Eine Googlesuche und zwei Klicks weiter findet sich im direkten Zusammenhang auch der Begriff Agape, welcher mehr oder weniger als Synonym für die christliche Nächstenliebe gebraucht werden kann. 

Damit ist schon ziemlich deutlich, dass zwar jeder zur Agape aufgerufen ist, die Philia sich jedoch unabhängig davon entwickeln kann.

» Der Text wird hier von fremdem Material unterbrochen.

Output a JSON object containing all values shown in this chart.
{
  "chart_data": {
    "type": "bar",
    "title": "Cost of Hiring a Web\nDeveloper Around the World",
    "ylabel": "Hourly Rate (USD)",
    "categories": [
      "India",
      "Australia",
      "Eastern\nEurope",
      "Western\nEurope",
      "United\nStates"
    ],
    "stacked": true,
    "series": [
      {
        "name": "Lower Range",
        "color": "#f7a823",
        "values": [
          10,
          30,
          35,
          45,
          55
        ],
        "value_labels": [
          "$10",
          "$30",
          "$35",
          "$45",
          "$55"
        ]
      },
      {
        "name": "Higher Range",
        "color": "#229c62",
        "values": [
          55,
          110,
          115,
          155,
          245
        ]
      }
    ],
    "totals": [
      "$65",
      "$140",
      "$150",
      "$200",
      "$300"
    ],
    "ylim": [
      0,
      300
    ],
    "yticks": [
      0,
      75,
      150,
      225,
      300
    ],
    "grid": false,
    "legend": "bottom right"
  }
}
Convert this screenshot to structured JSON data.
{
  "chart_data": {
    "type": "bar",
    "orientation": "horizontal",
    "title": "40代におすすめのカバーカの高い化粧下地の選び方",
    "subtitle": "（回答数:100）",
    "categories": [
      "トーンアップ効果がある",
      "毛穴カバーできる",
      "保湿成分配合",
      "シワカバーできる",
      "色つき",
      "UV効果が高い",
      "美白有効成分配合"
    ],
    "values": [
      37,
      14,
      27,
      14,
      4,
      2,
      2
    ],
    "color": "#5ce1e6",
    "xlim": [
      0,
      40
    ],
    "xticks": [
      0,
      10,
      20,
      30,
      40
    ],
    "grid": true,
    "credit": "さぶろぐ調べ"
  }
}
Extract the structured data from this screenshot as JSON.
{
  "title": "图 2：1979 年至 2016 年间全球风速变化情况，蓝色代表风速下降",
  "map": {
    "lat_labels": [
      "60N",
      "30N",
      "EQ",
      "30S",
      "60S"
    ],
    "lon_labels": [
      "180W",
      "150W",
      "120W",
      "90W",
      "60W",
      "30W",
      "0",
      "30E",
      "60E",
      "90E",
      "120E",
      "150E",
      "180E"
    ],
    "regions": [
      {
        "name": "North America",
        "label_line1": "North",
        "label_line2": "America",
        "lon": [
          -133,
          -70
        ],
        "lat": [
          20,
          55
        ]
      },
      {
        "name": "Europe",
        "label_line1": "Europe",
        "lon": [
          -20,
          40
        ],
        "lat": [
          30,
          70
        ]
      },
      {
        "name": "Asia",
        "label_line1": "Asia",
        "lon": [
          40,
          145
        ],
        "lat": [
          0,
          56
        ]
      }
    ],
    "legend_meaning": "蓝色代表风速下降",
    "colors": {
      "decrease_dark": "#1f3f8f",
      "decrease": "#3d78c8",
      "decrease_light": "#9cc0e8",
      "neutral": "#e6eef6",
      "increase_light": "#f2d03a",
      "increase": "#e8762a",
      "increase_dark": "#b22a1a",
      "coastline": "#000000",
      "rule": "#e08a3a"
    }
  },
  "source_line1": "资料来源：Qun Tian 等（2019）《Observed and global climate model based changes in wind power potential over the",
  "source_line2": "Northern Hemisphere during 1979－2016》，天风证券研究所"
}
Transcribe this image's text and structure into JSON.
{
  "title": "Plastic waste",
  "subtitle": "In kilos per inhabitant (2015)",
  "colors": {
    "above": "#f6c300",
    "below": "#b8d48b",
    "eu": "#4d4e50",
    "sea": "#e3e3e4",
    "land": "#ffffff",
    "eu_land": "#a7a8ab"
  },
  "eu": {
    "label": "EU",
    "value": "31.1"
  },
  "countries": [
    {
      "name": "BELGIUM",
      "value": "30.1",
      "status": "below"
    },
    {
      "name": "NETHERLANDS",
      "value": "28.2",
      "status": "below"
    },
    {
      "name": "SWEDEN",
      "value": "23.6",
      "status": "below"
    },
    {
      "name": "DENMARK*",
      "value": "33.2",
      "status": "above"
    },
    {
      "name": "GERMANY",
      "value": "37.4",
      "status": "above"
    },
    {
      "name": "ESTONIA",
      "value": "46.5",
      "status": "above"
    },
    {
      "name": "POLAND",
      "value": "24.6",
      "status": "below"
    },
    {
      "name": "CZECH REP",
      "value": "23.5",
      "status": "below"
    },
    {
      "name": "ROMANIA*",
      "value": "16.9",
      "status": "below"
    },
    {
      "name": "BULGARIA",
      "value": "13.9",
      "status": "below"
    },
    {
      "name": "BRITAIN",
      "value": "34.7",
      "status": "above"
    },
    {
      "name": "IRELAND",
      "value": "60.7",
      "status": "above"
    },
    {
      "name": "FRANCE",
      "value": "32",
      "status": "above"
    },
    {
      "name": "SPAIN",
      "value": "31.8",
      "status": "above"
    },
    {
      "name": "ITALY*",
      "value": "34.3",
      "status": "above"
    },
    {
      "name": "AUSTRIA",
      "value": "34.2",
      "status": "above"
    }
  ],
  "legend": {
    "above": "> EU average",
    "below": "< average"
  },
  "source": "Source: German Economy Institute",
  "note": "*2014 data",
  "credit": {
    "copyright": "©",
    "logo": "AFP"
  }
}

Bislang hab ich persönlich darin keinen Unterschied gesehen oder mir gar keine Gedanken dazu gemacht… Im Nachhinein macht es natürlich Sinn, dass es zwei Begriffe gibt und das man es unterscheidet – man ist schließlich nicht mit jedem dem man begegnet verbunden oder befreundet.
Dennoch frag ich mich, ob diese Formen rein homogen auftreten müssen oder ob es nicht auch unterschiedlichste heterogene Formen geben kann oder sogar muss… Was schließt aus, dass man sich nur auf bestimmten Ebenen verbunden fühlt? Oder das man gewisse Sichtweisen nicht teilt, aber dennoch nicht gleich die Freundschaft als gescheitert bezeichnet?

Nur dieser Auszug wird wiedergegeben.